At half past five I just about gave up. I was sitting in front of the
fire wondering why I'd taken influenza the spring before from getting my
feet wet in a shower, when I had been standing in a mineral spring for
so many years that it's a wonder I'm not web-footed. It was when I had
influenza that the old doctor made the will, you remember. Maybe I was
crying, I don't recall.

It was dark outside, and nothing inside but firelight. Suddenly I seemed
to feel somebody looking at the back of my neck and I turned around.
There was a man standing outside one of the windows, staring in.
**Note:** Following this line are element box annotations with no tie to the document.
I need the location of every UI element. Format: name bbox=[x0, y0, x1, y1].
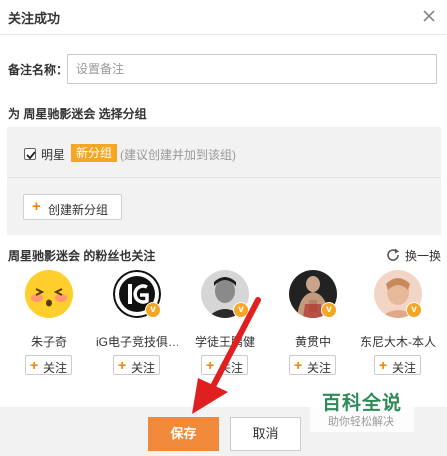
follow-label: 关注 bbox=[219, 361, 244, 375]
new-group-badge: 新分组 bbox=[71, 144, 118, 162]
fan-name[interactable]: iG电子竞技俱… bbox=[96, 333, 178, 350]
avatar-emoji-face[interactable] bbox=[25, 270, 73, 318]
follow-label: 关注 bbox=[43, 361, 68, 375]
plus-icon: + bbox=[206, 357, 215, 373]
fans-heading: 周星驰影迷会 的粉丝也关注 bbox=[8, 249, 156, 263]
close-icon[interactable] bbox=[418, 5, 440, 27]
remark-input[interactable] bbox=[67, 54, 437, 84]
plus-icon: + bbox=[379, 357, 388, 373]
cancel-button[interactable]: 取消 bbox=[230, 417, 301, 451]
remark-label: 备注名称： bbox=[8, 63, 69, 77]
fan-card: v 黄贯中 + 关注 bbox=[272, 270, 354, 380]
verified-icon: v bbox=[233, 302, 249, 318]
fan-name[interactable]: 东尼大木-本人 bbox=[357, 333, 439, 350]
fan-card: v 学徒王鹏健 + 关注 bbox=[184, 270, 266, 380]
group-name: 明星 bbox=[41, 148, 66, 162]
group-hint: (建议创建并加到该组) bbox=[120, 148, 236, 162]
fan-name[interactable]: 学徒王鹏健 bbox=[184, 333, 266, 350]
plus-icon: + bbox=[118, 357, 127, 373]
watermark-subtitle: 助你轻松解决 bbox=[328, 416, 394, 428]
follow-label: 关注 bbox=[307, 361, 332, 375]
fan-card: v iG电子竞技俱… + 关注 bbox=[96, 270, 178, 380]
fan-name[interactable]: 黄贯中 bbox=[272, 333, 354, 350]
plus-icon: + bbox=[30, 357, 39, 373]
verified-icon: v bbox=[321, 302, 337, 318]
refresh-label: 换一换 bbox=[405, 249, 442, 263]
verified-icon: v bbox=[406, 302, 422, 318]
follow-button[interactable]: + 关注 bbox=[374, 355, 421, 375]
follow-button[interactable]: + 关注 bbox=[113, 355, 160, 375]
dialog-title: 关注成功 bbox=[8, 11, 61, 26]
refresh-button[interactable]: 换一换 bbox=[385, 246, 441, 264]
create-group-label: 创建新分组 bbox=[48, 203, 109, 217]
follow-button[interactable]: + 关注 bbox=[201, 355, 248, 375]
fan-card: v 东尼大木-本人 + 关注 bbox=[357, 270, 439, 380]
fan-card: 朱子奇 + 关注 bbox=[8, 270, 90, 380]
plus-icon: + bbox=[32, 198, 41, 215]
group-option-star[interactable]: 明星 新分组 (建议创建并加到该组) bbox=[7, 127, 441, 178]
refresh-icon bbox=[387, 248, 399, 261]
dialog-titlebar: 关注成功 bbox=[0, 0, 447, 35]
follow-label: 关注 bbox=[131, 361, 156, 375]
group-heading: 为 周星驰影迷会 选择分组 bbox=[8, 107, 147, 121]
group-checkbox[interactable] bbox=[24, 148, 36, 160]
watermark: 百科全说 助你轻松解决 bbox=[310, 388, 414, 432]
follow-button[interactable]: + 关注 bbox=[289, 355, 336, 375]
save-button[interactable]: 保存 bbox=[148, 417, 219, 451]
plus-icon: + bbox=[294, 357, 303, 373]
follow-label: 关注 bbox=[392, 361, 417, 375]
verified-icon: v bbox=[145, 302, 161, 318]
create-group-button[interactable]: + 创建新分组 bbox=[23, 194, 122, 220]
watermark-title: 百科全说 bbox=[322, 393, 403, 414]
follow-button[interactable]: + 关注 bbox=[25, 355, 72, 375]
fan-name[interactable]: 朱子奇 bbox=[8, 333, 90, 350]
remark-row: 备注名称： bbox=[8, 54, 440, 86]
group-box: 明星 新分组 (建议创建并加到该组) + 创建新分组 bbox=[7, 127, 441, 235]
My first thought, of course, was that it was Mr. Dick, but just as the
face vanished I saw that it wasn't. It was older by three or four years
than Mr. Dick's and a bit fuller.

I'm not nervous. I've had to hold my own against chronic grouches too
long to have nerves, so I went to the door and looked out. The man
came around the corner just then and I could see him plainly in the
firelight. He was covered with snow, and he wore a sweater and no
overcoat, but he looked like a gentleman.

"I beg your pardon for spying," he said, "but the fire looked so snug!
I've been trying to get to the hotel over there, but in the dark I've
lost the path."

"That's not a hotel," I snapped, for that touched me on the raw. "That's
Hope Springs Sanatorium, and this is one of the Springs."